Выбрать главу

«Тут есть один волосок, один самый тоненький волосок…»

Под «машину» Раскольникова попал уже не «один самый тоненький волосок», а бревно целое… «Я для себя одного, для себя одного убил», – кричит он. И Достоевский этого не услыхал? Кто же тогда это написал?

Странно: если преступление Раскольникова основывается на теории «двух разрядов» и если Достоевский «не сделал выбора», то, стало быть, он и сам в чем-то согласен с этой теорией, то есть изменяет самому себе, изменяет едва ли не главному своему убеждению?

Он писал: «…мы, может быть, видим Шекспира. А он ездит в извозчиках, это, может быть, Рафаэль, а он в кузнецах, это актер, а он пашет землю. Неужели только маленькая верхушечка людей проявляется, а остальные гибнут (податное сословие для подготовки культурного слоя). Какой вековечный вопрос, и, однако, он во что бы то ни стало должен быть разрешен» (24; 101).
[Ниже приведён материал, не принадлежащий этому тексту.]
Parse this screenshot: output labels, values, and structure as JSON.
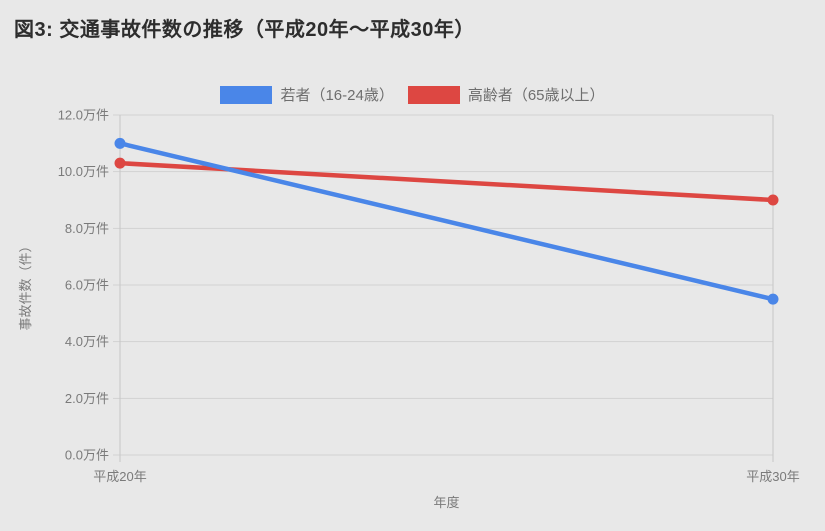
{
  "title": "図3: 交通事故件数の推移（平成20年～平成30年）",
  "colors": {
    "background": "#e8e8e8",
    "youth_series": "#4a86e8",
    "elderly_series": "#dd4742",
    "gridline": "#d2d2d2",
    "axis_line": "#c6c6c6",
    "muted_text": "#7a7a7a",
    "title_text": "#2d2d2d"
  },
  "legend": {
    "items": [
      {
        "label": "若者（16-24歳）",
        "color": "#4a86e8"
      },
      {
        "label": "高齢者（65歳以上）",
        "color": "#dd4742"
      }
    ]
  },
  "chart_data": {
    "type": "line",
    "title": "図3: 交通事故件数の推移（平成20年～平成30年）",
    "x": [
      "平成20年",
      "平成30年"
    ],
    "series": [
      {
        "name": "高齢者（65歳以上）",
        "values": [
          10.3,
          9.0
        ],
        "color": "#dd4742"
      },
      {
        "name": "若者（16-24歳）",
        "values": [
          11.0,
          5.5
        ],
        "color": "#4a86e8"
      }
    ],
    "xlabel": "年度",
    "ylabel": "事故件数（件）",
    "ylim": [
      0,
      12
    ],
    "ytick_step": 2,
    "ytick_labels": [
      "0.0万件",
      "2.0万件",
      "4.0万件",
      "6.0万件",
      "8.0万件",
      "10.0万件",
      "12.0万件"
    ],
    "unit": "万件",
    "grid": true,
    "legend_position": "top"
  }
}
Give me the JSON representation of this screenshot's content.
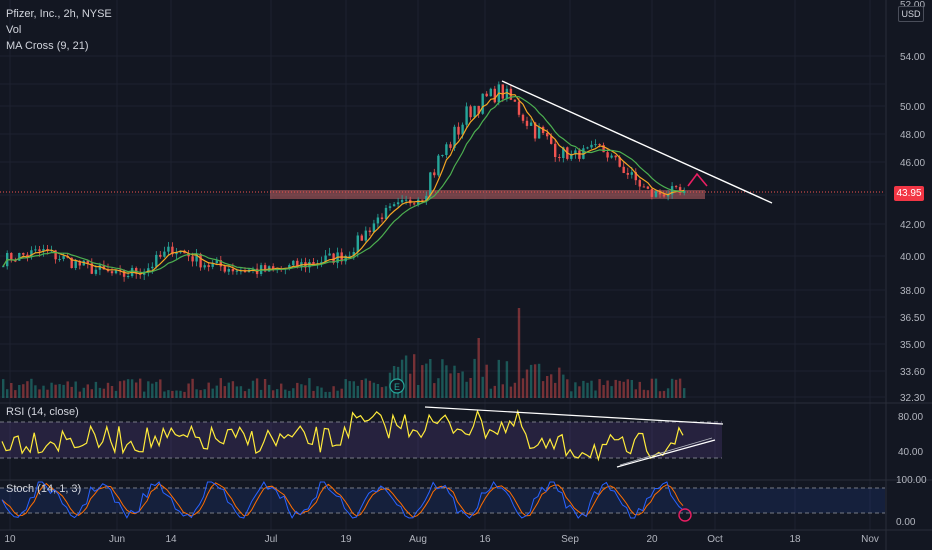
{
  "header": {
    "symbol_line": "Pfizer, Inc., 2h, NYSE",
    "vol_label": "Vol",
    "ma_label": "MA Cross (9, 21)",
    "currency": "USD"
  },
  "panes": {
    "rsi_label": "RSI (14, close)",
    "stoch_label": "Stoch (14, 1, 3)",
    "earnings_marker": "E"
  },
  "last_price": "43.95",
  "colors": {
    "background": "#131722",
    "up": "#26a69a",
    "down": "#ef5350",
    "ma_fast": "#f5a623",
    "ma_slow": "#4caf50",
    "rsi": "#ffeb3b",
    "stoch_k": "#2962ff",
    "stoch_d": "#ff6d00",
    "support_zone": "#e57373",
    "trendline": "#ffffff"
  },
  "chart_data": {
    "type": "candlestick",
    "price_axis_ticks": [
      "52.00",
      "54.00",
      "50.00",
      "48.00",
      "46.00",
      "44.00",
      "42.00",
      "40.00",
      "38.00",
      "36.50",
      "35.00",
      "33.60",
      "32.30"
    ],
    "rsi_axis_ticks": [
      "80.00",
      "40.00"
    ],
    "stoch_axis_ticks": [
      "100.00",
      "0.00"
    ],
    "x_axis_ticks": [
      "10",
      "Jun",
      "14",
      "Jul",
      "19",
      "Aug",
      "16",
      "Sep",
      "20",
      "Oct",
      "18",
      "Nov"
    ],
    "price_path": [
      [
        "10",
        39.8
      ],
      [
        "17 May",
        40.3
      ],
      [
        "24 May",
        39.4
      ],
      [
        "Jun",
        38.8
      ],
      [
        "7 Jun",
        39.3
      ],
      [
        "14",
        40.5
      ],
      [
        "21 Jun",
        39.5
      ],
      [
        "28 Jun",
        39.2
      ],
      [
        "Jul",
        39.1
      ],
      [
        "12 Jul",
        39.6
      ],
      [
        "19",
        40.1
      ],
      [
        "26 Jul",
        42.6
      ],
      [
        "Aug",
        43.9
      ],
      [
        "9 Aug",
        47.2
      ],
      [
        "13 Aug",
        49.8
      ],
      [
        "16",
        51.4
      ],
      [
        "20 Aug",
        49.2
      ],
      [
        "25 Aug",
        47.6
      ],
      [
        "Sep",
        46.4
      ],
      [
        "8 Sep",
        47.0
      ],
      [
        "13 Sep",
        45.2
      ],
      [
        "20",
        44.0
      ],
      [
        "23 Sep",
        44.2
      ],
      [
        "24 Sep",
        43.95
      ]
    ],
    "support_zone": [
      43.6,
      44.0
    ],
    "rsi_bands": [
      70,
      30
    ],
    "stoch_bands": [
      80,
      20
    ],
    "ylim": [
      32.3,
      55
    ]
  }
}
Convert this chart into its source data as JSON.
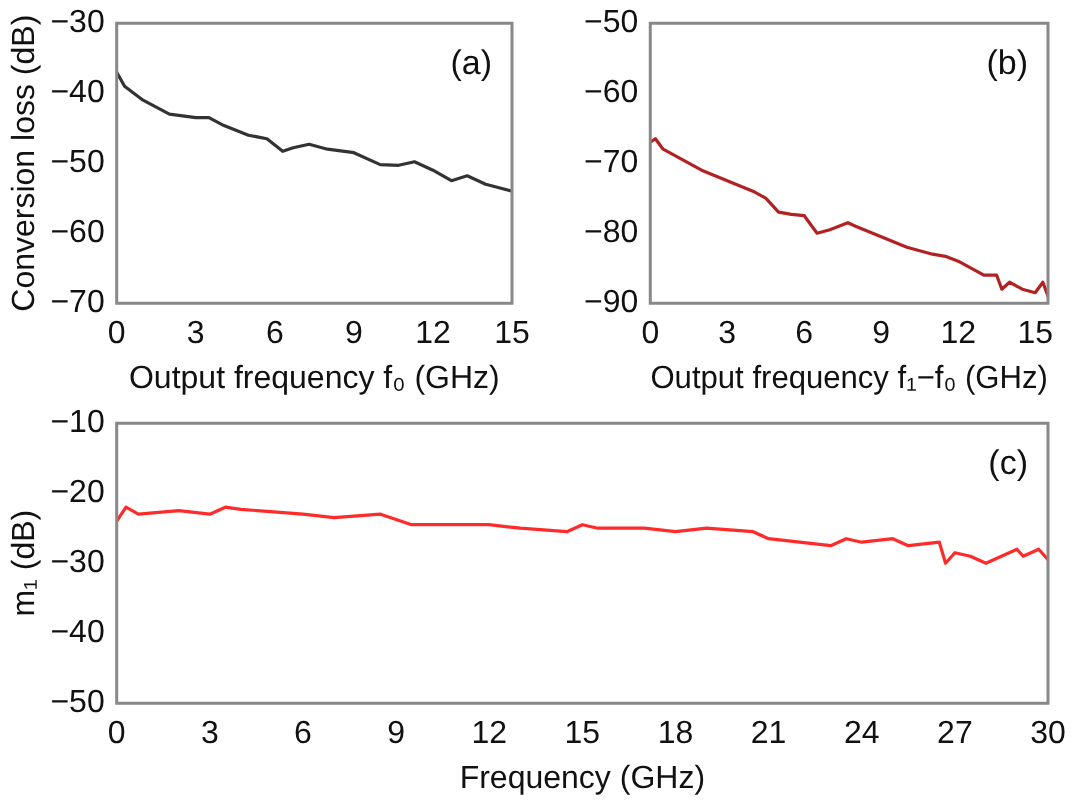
{
  "chart_data": [
    {
      "type": "line",
      "xlabel": "Output frequency f₀ (GHz)",
      "ylabel": "Conversion loss (dB)",
      "annotations": [
        "(a)"
      ],
      "xlim": [
        0,
        15
      ],
      "xticks": [
        0,
        3,
        6,
        9,
        12,
        15
      ],
      "ylim": [
        -70,
        -30
      ],
      "yticks": [
        -70,
        -60,
        -50,
        -40,
        -30
      ],
      "grid": false,
      "legend": false,
      "marker": "none",
      "line_style": "solid",
      "series": [
        {
          "color": "#333333",
          "x": [
            0,
            0.3,
            1,
            2,
            3,
            3.5,
            4,
            5,
            5.7,
            6.3,
            6.7,
            7.3,
            8,
            9,
            10,
            10.7,
            11.3,
            12,
            12.7,
            13.3,
            14,
            15
          ],
          "values": [
            -37,
            -39,
            -41,
            -43,
            -43.5,
            -43.5,
            -44.5,
            -46,
            -46.5,
            -48.3,
            -47.8,
            -47.3,
            -48,
            -48.5,
            -50.2,
            -50.3,
            -49.8,
            -51,
            -52.5,
            -51.8,
            -53,
            -54
          ]
        }
      ]
    },
    {
      "type": "line",
      "xlabel": "Output frequency f₁−f₀ (GHz)",
      "annotations": [
        "(b)"
      ],
      "xlim": [
        0,
        15.5
      ],
      "xticks": [
        0,
        3,
        6,
        9,
        12,
        15
      ],
      "ylim": [
        -90,
        -50
      ],
      "yticks": [
        -90,
        -80,
        -70,
        -60,
        -50
      ],
      "grid": false,
      "legend": false,
      "marker": "none",
      "line_style": "solid",
      "series": [
        {
          "color": "#b22222",
          "x": [
            0,
            0.2,
            0.5,
            1,
            2,
            3,
            4,
            4.5,
            5,
            5.5,
            6,
            6.5,
            7,
            7.7,
            8,
            9,
            10,
            11,
            11.5,
            12,
            12.5,
            13,
            13.5,
            13.7,
            14,
            14.5,
            15,
            15.3,
            15.5
          ],
          "values": [
            -67,
            -66.5,
            -68,
            -69,
            -71,
            -72.5,
            -74,
            -75,
            -77,
            -77.3,
            -77.5,
            -80,
            -79.5,
            -78.5,
            -79,
            -80.5,
            -82,
            -83,
            -83.3,
            -84,
            -85,
            -86,
            -86,
            -88,
            -87,
            -88,
            -88.5,
            -87,
            -89
          ]
        }
      ]
    },
    {
      "type": "line",
      "xlabel": "Frequency (GHz)",
      "ylabel": "m₁ (dB)",
      "annotations": [
        "(c)"
      ],
      "xlim": [
        0,
        30
      ],
      "xticks": [
        0,
        3,
        6,
        9,
        12,
        15,
        18,
        21,
        24,
        27,
        30
      ],
      "ylim": [
        -50,
        -10
      ],
      "yticks": [
        -50,
        -40,
        -30,
        -20,
        -10
      ],
      "grid": false,
      "legend": false,
      "marker": "none",
      "line_style": "solid",
      "series": [
        {
          "color": "#ff2a2a",
          "x": [
            0,
            0.3,
            0.7,
            2,
            3,
            3.5,
            4,
            6,
            7,
            8.5,
            9.5,
            12,
            13,
            14.5,
            15,
            15.5,
            17,
            18,
            19,
            20.5,
            21,
            22,
            23,
            23.5,
            24,
            25,
            25.5,
            26.5,
            26.7,
            27,
            27.5,
            28,
            28.5,
            29,
            29.2,
            29.7,
            30
          ],
          "values": [
            -24,
            -22,
            -23,
            -22.5,
            -23,
            -22,
            -22.3,
            -23,
            -23.5,
            -23,
            -24.5,
            -24.5,
            -25,
            -25.5,
            -24.5,
            -25,
            -25,
            -25.5,
            -25,
            -25.5,
            -26.5,
            -27,
            -27.5,
            -26.5,
            -27,
            -26.5,
            -27.5,
            -27,
            -30,
            -28.5,
            -29,
            -30,
            -29,
            -28,
            -29,
            -28,
            -29.5
          ]
        }
      ]
    }
  ]
}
Настаивал: «Я никогда не мог понять мысли, что лишь 1/10 людей должны получать высшее развитие, а что остальные 9/10 служат лишь матерьялом и средством. Я знал, что это факт и что пока иначе невозможно и что уродливые утопии лишь злы и уродливы и не выдерживают критики. Но я никогда не стоял за мысль, что 9/10 надо консервировать и что это-то и есть та святыня, которую сохранять должно» (24; 116–117).

Повторял: «Я не хочу мыслить и жить иначе как с верою, что все наши девяносто миллионов русских, или сколько их тогда будет, будут образованны и развиты, очеловечены и счастливы. <…> С условием 10-й лишь части счастливцев я не хочу даже и цивилизации» (24; 127).

И до и после романа Достоевский знал, понимал и доказывал, что в человеке борются не «хорошие» и «плохие» мотивы преступления, а мотивы за и против самого преступления. Он неустанно повторял: «Можно жалеть преступника, но нельзя же зло называть добром» (23; 137). Он всегда противился смертельно опасному переименованию вещей: «Путаница понятий наших об добре и зле (цивилизованных людей) превосходит всякое вероятие. <…> То, что нет преступления, – есть один из самых грубых предрассудков и одно из самых развращающих начал» (24; 180, 216).

И может быть, устами одного девятиклассника и глаголет истина: «Читать Достоевского очень трудно, и с первого раза многого не понимаешь и даже понимаешь все наоборот. Особенно насчет Раскольникова».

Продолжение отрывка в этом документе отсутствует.